I’m not known for sugar-coating hard shit. Emily, however, is a believer in the power of love, gifted with a heart of gold, and sees the best in everyone and everything, even when they’re no-good, cheating assholes.
“It wasn’t like that. It might’ve been his sister or something, I don’t know. What if it’s fate that we met? What if we’re meant to be?” Her plea for me to understand falls on deaf ears, and I wish I could get her to hear herself the way I hear her. Naïve, charming to a fault, and so full of goodness, it makes my teeth hurt.
We couldn’t be more different if we tried. For her every softness, I’m sharp; her sweetness, I’m bitter; her trusting nature, I’m cynical to the point of jaded. For as rough as I am, she’s baby’s butt smooth. I’m dirty and greasy, and she’s clean and prissy.
I raise one brow, glaring at her in disappointment. “Then you’d meet when you’re both single.”
She sighs grumpily, deflating. “Not like I’m going to see him again, anyway. I didn’t even get his name and the bartender wouldn’t give it to me. He said he didn’t know it, but I could tell . . . he knew.” She points at her eyes like she could read this bartender’s mind.

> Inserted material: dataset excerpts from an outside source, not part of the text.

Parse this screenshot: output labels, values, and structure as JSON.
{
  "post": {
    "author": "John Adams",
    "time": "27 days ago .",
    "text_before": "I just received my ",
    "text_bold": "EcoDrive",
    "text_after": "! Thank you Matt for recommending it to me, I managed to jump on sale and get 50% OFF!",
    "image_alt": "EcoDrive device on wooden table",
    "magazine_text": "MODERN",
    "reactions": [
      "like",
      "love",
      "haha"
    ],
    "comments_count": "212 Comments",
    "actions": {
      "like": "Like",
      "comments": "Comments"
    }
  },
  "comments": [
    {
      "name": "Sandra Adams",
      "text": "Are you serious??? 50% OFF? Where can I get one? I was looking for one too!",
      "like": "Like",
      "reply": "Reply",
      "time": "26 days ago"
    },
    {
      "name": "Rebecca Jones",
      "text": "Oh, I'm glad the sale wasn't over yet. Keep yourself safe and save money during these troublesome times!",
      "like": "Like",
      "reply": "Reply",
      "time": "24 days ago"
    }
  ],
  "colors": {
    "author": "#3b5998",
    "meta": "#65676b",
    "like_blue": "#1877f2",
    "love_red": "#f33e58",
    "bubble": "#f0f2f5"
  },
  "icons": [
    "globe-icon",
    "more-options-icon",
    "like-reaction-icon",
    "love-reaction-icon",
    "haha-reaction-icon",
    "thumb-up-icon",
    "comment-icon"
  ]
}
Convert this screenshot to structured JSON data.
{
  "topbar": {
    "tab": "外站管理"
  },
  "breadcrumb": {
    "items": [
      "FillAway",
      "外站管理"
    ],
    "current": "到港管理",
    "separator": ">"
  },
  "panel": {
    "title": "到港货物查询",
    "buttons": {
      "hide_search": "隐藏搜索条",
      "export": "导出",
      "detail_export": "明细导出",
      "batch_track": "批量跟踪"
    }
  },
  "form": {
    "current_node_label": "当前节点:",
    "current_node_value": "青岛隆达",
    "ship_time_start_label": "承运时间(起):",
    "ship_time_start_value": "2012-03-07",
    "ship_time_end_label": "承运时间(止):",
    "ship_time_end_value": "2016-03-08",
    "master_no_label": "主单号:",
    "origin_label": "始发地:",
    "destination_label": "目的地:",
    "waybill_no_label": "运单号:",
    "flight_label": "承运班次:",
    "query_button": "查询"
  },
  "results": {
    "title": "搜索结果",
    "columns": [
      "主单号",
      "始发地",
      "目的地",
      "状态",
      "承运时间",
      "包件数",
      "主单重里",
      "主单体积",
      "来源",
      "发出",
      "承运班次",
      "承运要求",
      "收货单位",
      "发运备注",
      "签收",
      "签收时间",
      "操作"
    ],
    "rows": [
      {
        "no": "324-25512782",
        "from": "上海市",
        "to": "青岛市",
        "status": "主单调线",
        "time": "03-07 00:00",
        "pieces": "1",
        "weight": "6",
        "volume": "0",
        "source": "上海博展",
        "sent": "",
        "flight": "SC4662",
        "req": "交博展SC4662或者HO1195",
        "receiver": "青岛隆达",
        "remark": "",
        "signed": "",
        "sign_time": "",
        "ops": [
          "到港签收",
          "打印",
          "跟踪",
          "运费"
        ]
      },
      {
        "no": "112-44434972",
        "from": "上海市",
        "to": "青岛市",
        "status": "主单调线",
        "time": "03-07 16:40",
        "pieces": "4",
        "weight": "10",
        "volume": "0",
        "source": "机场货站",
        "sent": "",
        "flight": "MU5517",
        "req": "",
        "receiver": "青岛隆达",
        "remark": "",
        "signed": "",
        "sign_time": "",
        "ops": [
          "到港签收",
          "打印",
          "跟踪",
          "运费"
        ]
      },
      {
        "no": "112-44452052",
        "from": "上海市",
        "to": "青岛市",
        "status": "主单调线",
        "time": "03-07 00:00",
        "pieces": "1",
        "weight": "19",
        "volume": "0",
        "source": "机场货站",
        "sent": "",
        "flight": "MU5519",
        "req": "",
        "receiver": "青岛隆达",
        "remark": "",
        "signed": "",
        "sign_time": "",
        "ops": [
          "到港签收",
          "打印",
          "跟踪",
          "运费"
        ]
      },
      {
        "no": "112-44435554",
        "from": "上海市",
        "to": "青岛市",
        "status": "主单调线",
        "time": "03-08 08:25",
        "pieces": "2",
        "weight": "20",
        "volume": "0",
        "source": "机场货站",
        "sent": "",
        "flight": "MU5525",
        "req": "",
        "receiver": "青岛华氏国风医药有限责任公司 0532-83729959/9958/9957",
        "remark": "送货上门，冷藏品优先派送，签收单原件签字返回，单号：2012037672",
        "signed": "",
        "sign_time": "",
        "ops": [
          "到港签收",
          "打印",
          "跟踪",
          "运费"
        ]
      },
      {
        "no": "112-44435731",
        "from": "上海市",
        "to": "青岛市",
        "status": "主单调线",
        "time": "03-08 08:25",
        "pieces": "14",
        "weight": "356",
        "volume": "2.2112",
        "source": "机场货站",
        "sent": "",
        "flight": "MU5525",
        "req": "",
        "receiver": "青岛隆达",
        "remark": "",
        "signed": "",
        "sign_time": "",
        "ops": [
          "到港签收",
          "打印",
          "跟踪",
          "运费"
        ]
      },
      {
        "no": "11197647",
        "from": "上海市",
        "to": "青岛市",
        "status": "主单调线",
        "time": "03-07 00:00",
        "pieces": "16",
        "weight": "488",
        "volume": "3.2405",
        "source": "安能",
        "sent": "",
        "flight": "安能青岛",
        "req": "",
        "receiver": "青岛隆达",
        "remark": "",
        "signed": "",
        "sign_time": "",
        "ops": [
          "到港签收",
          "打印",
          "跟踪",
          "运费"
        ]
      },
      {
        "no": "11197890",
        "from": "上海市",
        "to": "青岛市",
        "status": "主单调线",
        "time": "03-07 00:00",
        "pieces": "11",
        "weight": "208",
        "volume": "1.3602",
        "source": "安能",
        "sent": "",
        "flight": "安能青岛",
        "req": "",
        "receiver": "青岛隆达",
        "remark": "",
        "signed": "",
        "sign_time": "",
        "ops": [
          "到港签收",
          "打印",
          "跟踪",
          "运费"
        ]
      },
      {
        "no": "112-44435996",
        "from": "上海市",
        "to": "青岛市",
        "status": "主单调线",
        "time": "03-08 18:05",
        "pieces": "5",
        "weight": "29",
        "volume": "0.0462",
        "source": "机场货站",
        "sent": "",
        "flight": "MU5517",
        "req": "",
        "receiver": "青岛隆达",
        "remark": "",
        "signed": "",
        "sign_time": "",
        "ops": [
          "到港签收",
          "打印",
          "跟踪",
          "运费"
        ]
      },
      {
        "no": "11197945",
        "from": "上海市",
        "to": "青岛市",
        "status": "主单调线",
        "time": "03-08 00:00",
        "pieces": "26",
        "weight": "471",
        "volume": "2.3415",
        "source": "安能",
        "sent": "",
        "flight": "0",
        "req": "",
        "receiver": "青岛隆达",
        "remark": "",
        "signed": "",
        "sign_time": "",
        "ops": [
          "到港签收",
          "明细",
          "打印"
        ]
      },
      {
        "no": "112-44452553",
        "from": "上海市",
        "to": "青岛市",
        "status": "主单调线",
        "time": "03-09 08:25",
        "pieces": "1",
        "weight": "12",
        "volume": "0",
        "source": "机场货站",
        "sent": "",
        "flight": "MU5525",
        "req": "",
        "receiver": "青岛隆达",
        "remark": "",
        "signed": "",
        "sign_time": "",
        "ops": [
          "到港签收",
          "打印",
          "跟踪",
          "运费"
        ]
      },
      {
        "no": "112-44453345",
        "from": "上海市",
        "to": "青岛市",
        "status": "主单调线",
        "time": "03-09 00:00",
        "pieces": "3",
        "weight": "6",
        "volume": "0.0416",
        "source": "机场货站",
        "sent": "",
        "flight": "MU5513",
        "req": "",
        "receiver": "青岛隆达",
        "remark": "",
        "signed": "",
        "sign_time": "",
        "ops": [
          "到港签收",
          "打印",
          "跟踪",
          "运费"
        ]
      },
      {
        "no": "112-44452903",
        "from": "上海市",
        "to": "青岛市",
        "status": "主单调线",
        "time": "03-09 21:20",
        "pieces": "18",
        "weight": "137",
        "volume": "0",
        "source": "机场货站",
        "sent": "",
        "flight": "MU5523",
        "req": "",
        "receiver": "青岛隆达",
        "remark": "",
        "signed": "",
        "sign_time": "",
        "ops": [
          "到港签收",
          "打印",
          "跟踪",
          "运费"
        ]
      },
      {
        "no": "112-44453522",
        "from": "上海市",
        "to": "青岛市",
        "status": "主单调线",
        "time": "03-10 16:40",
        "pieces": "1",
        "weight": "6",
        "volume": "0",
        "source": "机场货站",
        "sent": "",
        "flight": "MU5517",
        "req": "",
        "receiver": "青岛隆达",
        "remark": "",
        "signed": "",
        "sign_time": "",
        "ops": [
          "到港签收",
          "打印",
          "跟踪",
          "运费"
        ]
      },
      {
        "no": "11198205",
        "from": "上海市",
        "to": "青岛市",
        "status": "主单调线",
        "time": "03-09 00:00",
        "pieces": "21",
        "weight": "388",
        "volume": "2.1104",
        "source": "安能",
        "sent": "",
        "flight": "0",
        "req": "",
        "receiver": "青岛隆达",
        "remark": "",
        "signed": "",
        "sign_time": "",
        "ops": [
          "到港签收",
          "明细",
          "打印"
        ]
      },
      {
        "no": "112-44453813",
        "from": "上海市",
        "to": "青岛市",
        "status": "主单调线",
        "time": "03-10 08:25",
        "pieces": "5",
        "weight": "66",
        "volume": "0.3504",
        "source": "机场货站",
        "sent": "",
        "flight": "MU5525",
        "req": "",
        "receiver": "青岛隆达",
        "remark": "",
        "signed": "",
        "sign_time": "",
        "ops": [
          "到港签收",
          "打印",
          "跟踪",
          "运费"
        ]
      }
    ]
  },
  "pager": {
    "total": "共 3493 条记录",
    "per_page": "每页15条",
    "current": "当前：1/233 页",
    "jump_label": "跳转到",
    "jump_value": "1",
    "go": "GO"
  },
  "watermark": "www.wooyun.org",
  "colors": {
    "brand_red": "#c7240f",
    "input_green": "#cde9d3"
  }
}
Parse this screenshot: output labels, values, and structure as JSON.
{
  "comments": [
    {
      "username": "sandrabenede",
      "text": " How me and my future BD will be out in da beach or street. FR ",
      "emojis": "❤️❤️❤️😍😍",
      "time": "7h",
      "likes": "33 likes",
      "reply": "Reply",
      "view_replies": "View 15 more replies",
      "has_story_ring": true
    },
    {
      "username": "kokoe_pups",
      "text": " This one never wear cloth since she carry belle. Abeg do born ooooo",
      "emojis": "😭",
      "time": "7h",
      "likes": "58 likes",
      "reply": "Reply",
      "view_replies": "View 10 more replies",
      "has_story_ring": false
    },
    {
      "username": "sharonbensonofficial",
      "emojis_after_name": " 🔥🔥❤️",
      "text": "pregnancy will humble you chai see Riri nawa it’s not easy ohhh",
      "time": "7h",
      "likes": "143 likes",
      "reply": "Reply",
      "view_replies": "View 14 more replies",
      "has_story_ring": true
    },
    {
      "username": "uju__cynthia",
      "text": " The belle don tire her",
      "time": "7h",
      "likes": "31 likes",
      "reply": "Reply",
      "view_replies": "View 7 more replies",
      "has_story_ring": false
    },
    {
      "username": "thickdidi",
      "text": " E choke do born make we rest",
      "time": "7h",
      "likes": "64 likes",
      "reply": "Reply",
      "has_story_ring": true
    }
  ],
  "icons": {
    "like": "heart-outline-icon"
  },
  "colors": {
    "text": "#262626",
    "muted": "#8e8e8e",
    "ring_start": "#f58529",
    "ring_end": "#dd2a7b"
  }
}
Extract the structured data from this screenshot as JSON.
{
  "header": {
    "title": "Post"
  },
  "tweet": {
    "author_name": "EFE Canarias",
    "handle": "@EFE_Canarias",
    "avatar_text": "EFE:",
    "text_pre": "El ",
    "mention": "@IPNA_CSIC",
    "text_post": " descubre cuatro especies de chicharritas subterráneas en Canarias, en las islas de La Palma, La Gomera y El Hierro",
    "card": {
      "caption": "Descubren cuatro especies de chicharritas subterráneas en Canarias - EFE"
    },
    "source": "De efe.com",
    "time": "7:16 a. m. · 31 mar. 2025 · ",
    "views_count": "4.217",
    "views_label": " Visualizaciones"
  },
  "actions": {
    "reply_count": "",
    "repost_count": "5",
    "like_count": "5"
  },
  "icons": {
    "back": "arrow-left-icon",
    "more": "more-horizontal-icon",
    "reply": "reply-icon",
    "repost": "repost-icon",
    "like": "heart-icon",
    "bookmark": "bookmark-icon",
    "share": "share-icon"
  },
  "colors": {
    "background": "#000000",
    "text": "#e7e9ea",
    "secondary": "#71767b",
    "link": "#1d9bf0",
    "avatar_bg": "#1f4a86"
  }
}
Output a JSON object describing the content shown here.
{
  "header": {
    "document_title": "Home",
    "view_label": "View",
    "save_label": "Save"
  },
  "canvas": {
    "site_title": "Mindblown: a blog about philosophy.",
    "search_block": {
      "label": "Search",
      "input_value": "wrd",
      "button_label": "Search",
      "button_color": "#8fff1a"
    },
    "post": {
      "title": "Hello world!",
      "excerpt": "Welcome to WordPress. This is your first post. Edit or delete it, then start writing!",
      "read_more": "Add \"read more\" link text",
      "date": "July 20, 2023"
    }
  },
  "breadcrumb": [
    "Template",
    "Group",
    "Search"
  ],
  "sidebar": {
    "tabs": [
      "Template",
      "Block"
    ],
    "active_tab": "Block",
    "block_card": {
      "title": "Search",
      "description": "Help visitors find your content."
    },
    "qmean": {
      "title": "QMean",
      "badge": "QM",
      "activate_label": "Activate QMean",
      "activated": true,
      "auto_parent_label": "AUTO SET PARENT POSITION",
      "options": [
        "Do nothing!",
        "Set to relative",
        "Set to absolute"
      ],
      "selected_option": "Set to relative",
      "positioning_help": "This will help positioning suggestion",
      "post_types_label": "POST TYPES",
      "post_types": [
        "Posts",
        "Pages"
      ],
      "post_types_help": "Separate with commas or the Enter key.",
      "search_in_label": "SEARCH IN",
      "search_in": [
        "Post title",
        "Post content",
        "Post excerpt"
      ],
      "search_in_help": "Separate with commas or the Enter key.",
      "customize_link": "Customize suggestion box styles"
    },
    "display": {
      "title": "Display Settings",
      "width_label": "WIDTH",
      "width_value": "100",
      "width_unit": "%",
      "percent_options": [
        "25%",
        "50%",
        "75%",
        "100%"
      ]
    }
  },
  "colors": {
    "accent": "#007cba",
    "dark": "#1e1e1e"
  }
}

“You didn’t even get Dream Guy’s name and number, Em? Shit, he might as well be a figment of your imagination then. Maybe you did dream him up.”
“Nope, and we’re going to the resort bar for a drink tonight after you close up the shop.”
The laugh pops out of my mouth before I can stop it, sounding like a loud bark. “No fucking way am I going drinking at the resort.” Coming from my mouth, ‘resort’ sounds like ‘hell’ because to me, it basically is. Fancy and expensive, and not my couch with a cold beer.
“Come on, Rix.” It’s not begging, but more teasing encouragement because she knows she’s going to get her way. She always does, but I have to at least put up a fight to maintain appearances. And because maybe this will be the time I will get out of doing what she wants. Because the resort? Fuck that.
Before I can say no a little more clearly, something along the lines of ‘fuck no, never gonna happen,’ Emily’s phone rings.
“Oops, I need to take this. Back in a sec.” She’s digging her phone out of her tiny purse—what does she keep in a bag that small, anyway—as she hustles toward the breakroom, disappearing behind the door.
Reed meets my eyes. “If you’re getting drinks tonight, I’d be happy to drive so everyone stays safe. I’ll make sure no one bothers you.” He might as well try sticking a flag in my ass, claiming me as his. Just one big problem with that . . . I’m not.
“We’re not getting drinks, and even if we did, I don’t drink to be impaired, you know that.” I can put away my fair share of beer, having earned my alcohol tolerance the hard way . . . in the military against guys twice my height and width, with livers to match. But I’m responsible, always.
Reed shrugs. “Offer stands anytime, Rix.”
I smile, just a little one, because it’s hard to be mean to someone when they’re being that nice, but I also don’t want to lead Reed on. I know he’s onboard with our dads’ grand idea and is patiently waiting for me to come to my senses and marry him.
Which isn’t going to happen. Ever.
An old brown midsize truck pulls into the lot. “Incoming,” I warn Reed and Manuel. You never know what type of job or what type of person is going to pull up, and I love that moment before I find out. Maybe it’ll be an engine repair or something easy like an oil change? Maybe it’ll be a little old lady who needs help or an asshole I can overcharge with the ‘putting up with you’ service fee?
The old truck has seen better days and seems to be hauling . . . a goat in the back? Not the weirdest thing I’ve seen around here, but definitely not a common sighting, either. It comes to a quiet stop, so not brakes, and the engine sounds smooth, so not that either. The passenger door opens and then slams shut on the far side.
As the truck pulls away, I see him.
Cowboy.
Damned if he didn’t piss me off the other day when he brought Bessie in. I had almost taken his head off with that wrench, not just brandishing it, but a bare breath away from swinging it at him. I’m not usually that jumpy, but he’d scared the bejesus out of me by touching my shoulder. But he hadn’t been the least bit scared of me. No, I’d been holding that tool to his neck, his huge hand wrapped around my tiny wrist, and he’d almost smirked about it, his lips temptingly full in the middle of a day’s worth of scruffy beard growth. Like I’d surprised him, and more importantly, like he liked that.